First Principles: A Most Subtle Skepticism

First Principles: A Most Subtle Skepticism

Tradition serves to correct our assumptions, expose our blind spots, and cultivate accountability in a garden we have turned into a wasteland. But most of all, she introduces us to creeds so that we do not gather as one but join the assembly of believers now and yesterday to praise the King of glory with one voice.

It is the democracy of the dead. Tradition refuses to submit to the small and arrogant oligarchy of those who merely happen to be walking about.
–G.K. Chesterton, Orthodoxy

Today we are experiencing a surge of renewed interest in retrieval. However encouraging that resurgence may be—and it certainly is reassuring—a lingering, even nagging hesitation remains among a remainder of theologians and pastors. Those reluctant are not identical with those alarmist fundamentalist “no creed but the Bible” types. Such an overt, frantic biblicism is conspicuous enough as a theological cancer. Instead, it stems from that type of theologian or pastor who appreciates the past, but nonetheless considers engagement with our Christian heritage as nothing more than a pragmatic recruitment of conversation cronies. At the end of the day, they are far more interested, so they say, in what the Bible says. Putting labels before that word “tradition”—whether it be “Great” or “Reformed”—is precarious business sure to distract from scripture or even overcome its message.

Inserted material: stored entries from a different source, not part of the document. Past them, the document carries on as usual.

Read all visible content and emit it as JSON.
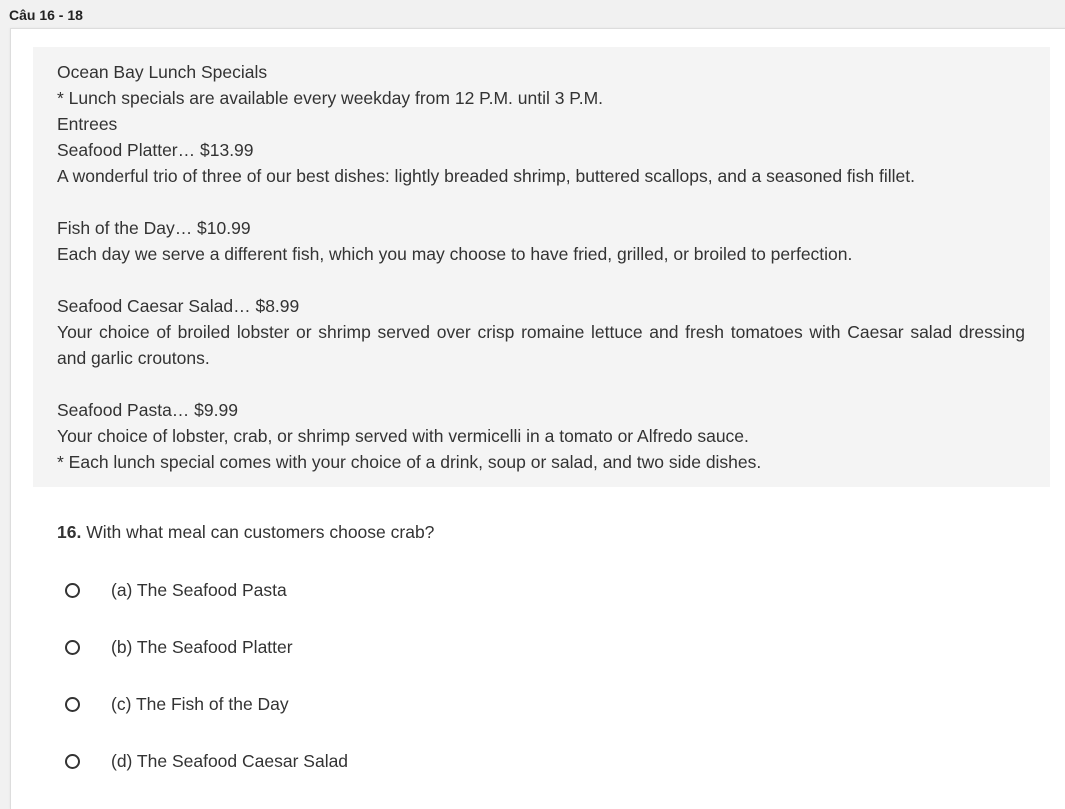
{
  "header": {
    "title": "Câu 16 - 18"
  },
  "passage": {
    "lines": [
      "Ocean Bay Lunch Specials",
      "* Lunch specials are available every weekday from 12 P.M. until 3 P.M.",
      "Entrees",
      "Seafood Platter… $13.99",
      "A wonderful trio of three of our best dishes: lightly breaded shrimp, buttered scallops, and a seasoned fish fillet.",
      "Fish of the Day… $10.99",
      "Each day we serve a different fish, which you may choose to have fried, grilled, or broiled to perfection.",
      "Seafood Caesar Salad… $8.99",
      "Your choice of broiled lobster or shrimp served over crisp romaine lettuce and fresh tomatoes with Caesar salad dressing and garlic croutons.",
      "Seafood Pasta… $9.99",
      "Your choice of lobster, crab, or shrimp served with vermicelli in a tomato or Alfredo sauce.",
      "* Each lunch special comes with your choice of a drink, soup or salad, and two side dishes."
    ]
  },
  "question": {
    "number": "16.",
    "text": "With what meal can customers choose crab?",
    "options": [
      {
        "label": "(a) The Seafood Pasta",
        "selected": false
      },
      {
        "label": "(b) The Seafood Platter",
        "selected": false
      },
      {
        "label": "(c) The Fish of the Day",
        "selected": false
      },
      {
        "label": "(d) The Seafood Caesar Salad",
        "selected": false
      }
    ]
  }
}
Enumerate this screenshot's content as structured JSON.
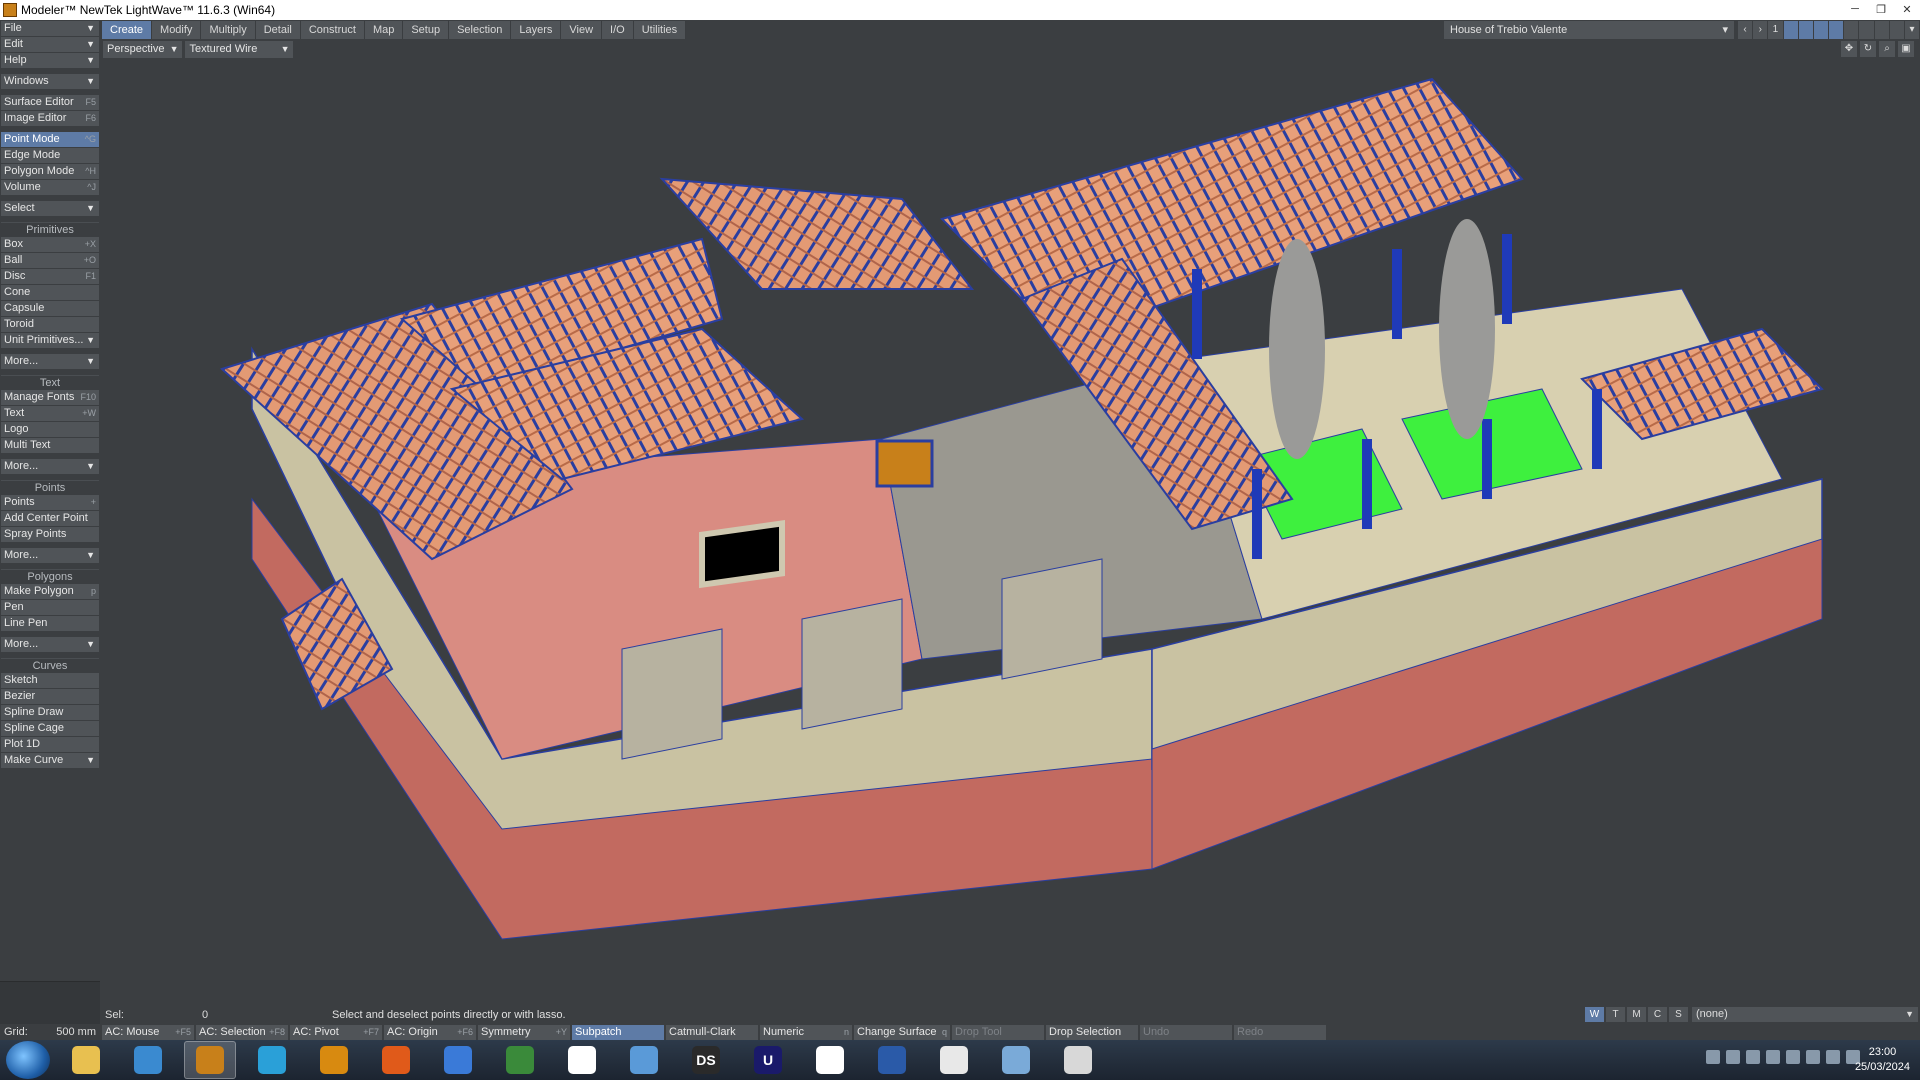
{
  "window": {
    "title": "Modeler™ NewTek LightWave™ 11.6.3 (Win64)"
  },
  "menubar": {
    "tabs": [
      "Create",
      "Modify",
      "Multiply",
      "Detail",
      "Construct",
      "Map",
      "Setup",
      "Selection",
      "Layers",
      "View",
      "I/O",
      "Utilities"
    ],
    "active": "Create"
  },
  "scene": {
    "name": "House of Trebio Valente",
    "layer_number": "1"
  },
  "sidebar": {
    "file": "File",
    "edit": "Edit",
    "help": "Help",
    "windows": "Windows",
    "surface_editor": {
      "label": "Surface Editor",
      "shortcut": "F5"
    },
    "image_editor": {
      "label": "Image Editor",
      "shortcut": "F6"
    },
    "point_mode": {
      "label": "Point Mode",
      "shortcut": "^G"
    },
    "edge_mode": {
      "label": "Edge Mode",
      "shortcut": ""
    },
    "polygon_mode": {
      "label": "Polygon Mode",
      "shortcut": "^H"
    },
    "volume": {
      "label": "Volume",
      "shortcut": "^J"
    },
    "select": "Select",
    "primitives_header": "Primitives",
    "primitives": [
      {
        "label": "Box",
        "shortcut": "+X"
      },
      {
        "label": "Ball",
        "shortcut": "+O"
      },
      {
        "label": "Disc",
        "shortcut": "F1"
      },
      {
        "label": "Cone",
        "shortcut": ""
      },
      {
        "label": "Capsule",
        "shortcut": ""
      },
      {
        "label": "Toroid",
        "shortcut": ""
      }
    ],
    "unit_primitives": "Unit Primitives...",
    "more1": "More...",
    "text_header": "Text",
    "text_items": [
      {
        "label": "Manage Fonts",
        "shortcut": "F10"
      },
      {
        "label": "Text",
        "shortcut": "+W"
      },
      {
        "label": "Logo",
        "shortcut": ""
      },
      {
        "label": "Multi Text",
        "shortcut": ""
      }
    ],
    "more2": "More...",
    "points_header": "Points",
    "points_items": [
      {
        "label": "Points",
        "shortcut": "+"
      },
      {
        "label": "Add Center Point",
        "shortcut": ""
      },
      {
        "label": "Spray Points",
        "shortcut": ""
      }
    ],
    "more3": "More...",
    "polygons_header": "Polygons",
    "polygons_items": [
      {
        "label": "Make Polygon",
        "shortcut": "p"
      },
      {
        "label": "Pen",
        "shortcut": ""
      },
      {
        "label": "Line Pen",
        "shortcut": ""
      }
    ],
    "more4": "More...",
    "curves_header": "Curves",
    "curves_items": [
      {
        "label": "Sketch",
        "shortcut": ""
      },
      {
        "label": "Bezier",
        "shortcut": ""
      },
      {
        "label": "Spline Draw",
        "shortcut": ""
      },
      {
        "label": "Spline Cage",
        "shortcut": ""
      },
      {
        "label": "Plot 1D",
        "shortcut": ""
      }
    ],
    "make_curve": "Make Curve"
  },
  "viewport": {
    "view": "Perspective",
    "shading": "Textured Wire"
  },
  "status": {
    "sel_label": "Sel:",
    "sel_count": "0",
    "hint": "Select and deselect points directly or with lasso.",
    "view_modes": [
      "W",
      "T",
      "M",
      "C",
      "S"
    ],
    "active_mode": "W",
    "surface": "(none)"
  },
  "bottom": {
    "grid_label": "Grid:",
    "grid_value": "500 mm",
    "buttons": [
      {
        "label": "AC: Mouse",
        "shortcut": "+F5"
      },
      {
        "label": "AC: Selection",
        "shortcut": "+F8"
      },
      {
        "label": "AC: Pivot",
        "shortcut": "+F7"
      },
      {
        "label": "AC: Origin",
        "shortcut": "+F6"
      },
      {
        "label": "Symmetry",
        "shortcut": "+Y"
      },
      {
        "label": "Subpatch",
        "shortcut": ""
      },
      {
        "label": "Catmull-Clark",
        "shortcut": ""
      },
      {
        "label": "Numeric",
        "shortcut": "n"
      },
      {
        "label": "Change Surface",
        "shortcut": "q"
      },
      {
        "label": "Drop Tool",
        "shortcut": ""
      },
      {
        "label": "Drop Selection",
        "shortcut": ""
      },
      {
        "label": "Undo",
        "shortcut": ""
      },
      {
        "label": "Redo",
        "shortcut": ""
      }
    ]
  },
  "taskbar": {
    "apps": [
      {
        "name": "file-explorer-icon",
        "color": "#e8c050",
        "text": ""
      },
      {
        "name": "image-viewer-icon",
        "color": "#3a8ad0",
        "text": ""
      },
      {
        "name": "lightwave-icon",
        "color": "#c8801a",
        "text": ""
      },
      {
        "name": "blender-like-icon",
        "color": "#2aa0d8",
        "text": ""
      },
      {
        "name": "gear-app-icon",
        "color": "#d88a10",
        "text": ""
      },
      {
        "name": "firefox-icon",
        "color": "#e05a1a",
        "text": ""
      },
      {
        "name": "thunderbird-icon",
        "color": "#3a7ad8",
        "text": ""
      },
      {
        "name": "spreadsheet-icon",
        "color": "#3a8a3a",
        "text": ""
      },
      {
        "name": "document-icon",
        "color": "#ffffff",
        "text": ""
      },
      {
        "name": "calculator-icon",
        "color": "#5a9ad8",
        "text": ""
      },
      {
        "name": "daz-studio-icon",
        "color": "#2a2a2a",
        "text": "DS"
      },
      {
        "name": "u-app-icon",
        "color": "#1a1a6a",
        "text": "U"
      },
      {
        "name": "red-app-icon",
        "color": "#ffffff",
        "text": ""
      },
      {
        "name": "blue-app-icon",
        "color": "#2a5aa8",
        "text": ""
      },
      {
        "name": "chrome-icon",
        "color": "#e8e8e8",
        "text": ""
      },
      {
        "name": "paint-icon",
        "color": "#7aaad8",
        "text": ""
      },
      {
        "name": "notepad-icon",
        "color": "#d8d8d8",
        "text": ""
      }
    ],
    "time": "23:00",
    "date": "25/03/2024"
  }
}
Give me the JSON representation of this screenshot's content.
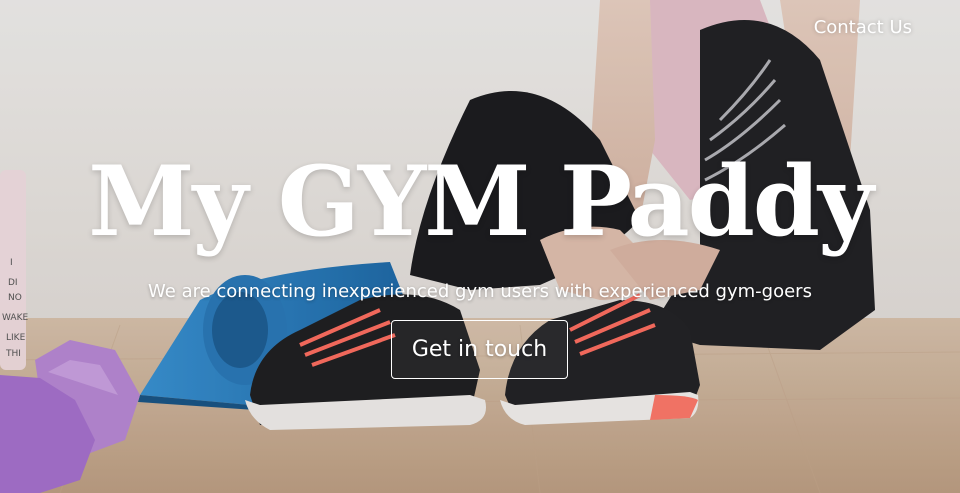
{
  "nav": {
    "contact_label": "Contact Us"
  },
  "hero": {
    "title": "My GYM Paddy",
    "subtitle": "We are connecting inexperienced gym users with experienced gym-goers",
    "cta_label": "Get in touch",
    "bottle_text": "I DI NO WAKE LIKE THI"
  },
  "colors": {
    "text": "#ffffff",
    "wall": "#ece8e4",
    "floor": "#cdb39a",
    "mat": "#2f7fbf",
    "dumbbell": "#b07ad0",
    "tank_top": "#e7c4cc",
    "leggings": "#1d1d20",
    "laces": "#ff6f61"
  }
}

In a strange way, I almost prefer to battle with the overt, alarmist “no creed but the Bible” types than this second, more subtle biblicist. At least the former is honest. Disastrous no doubt, but honest. But the latter represents that quiet, almost indetectable cancer that is never caught by a doctor. Concealed, it infiltrates the blood system over years, even decades. When it’s finally identified for what it is everyone stares at the floor in defeat knowing it’s much too late. “You have three months to live,” says the helpless physician, conquered by a battle he never had the chance to help his patient fight.

Why is this more subtle form of biblicism so fatal to the health of the ecclesiastical body? It is so threatening because it preys on Christianity by means of a half-truth. It acts as if the past is important; it even encourages dialogue. Yet by the end of the day, its reason for doing so is quite secular: talking to the dead is merely pragmatic. If you find the Nicene Creed or a Calvin or an Augustine helpful, then by all means. That is, as long as they become nothing more than practical, mere aids to what really matters.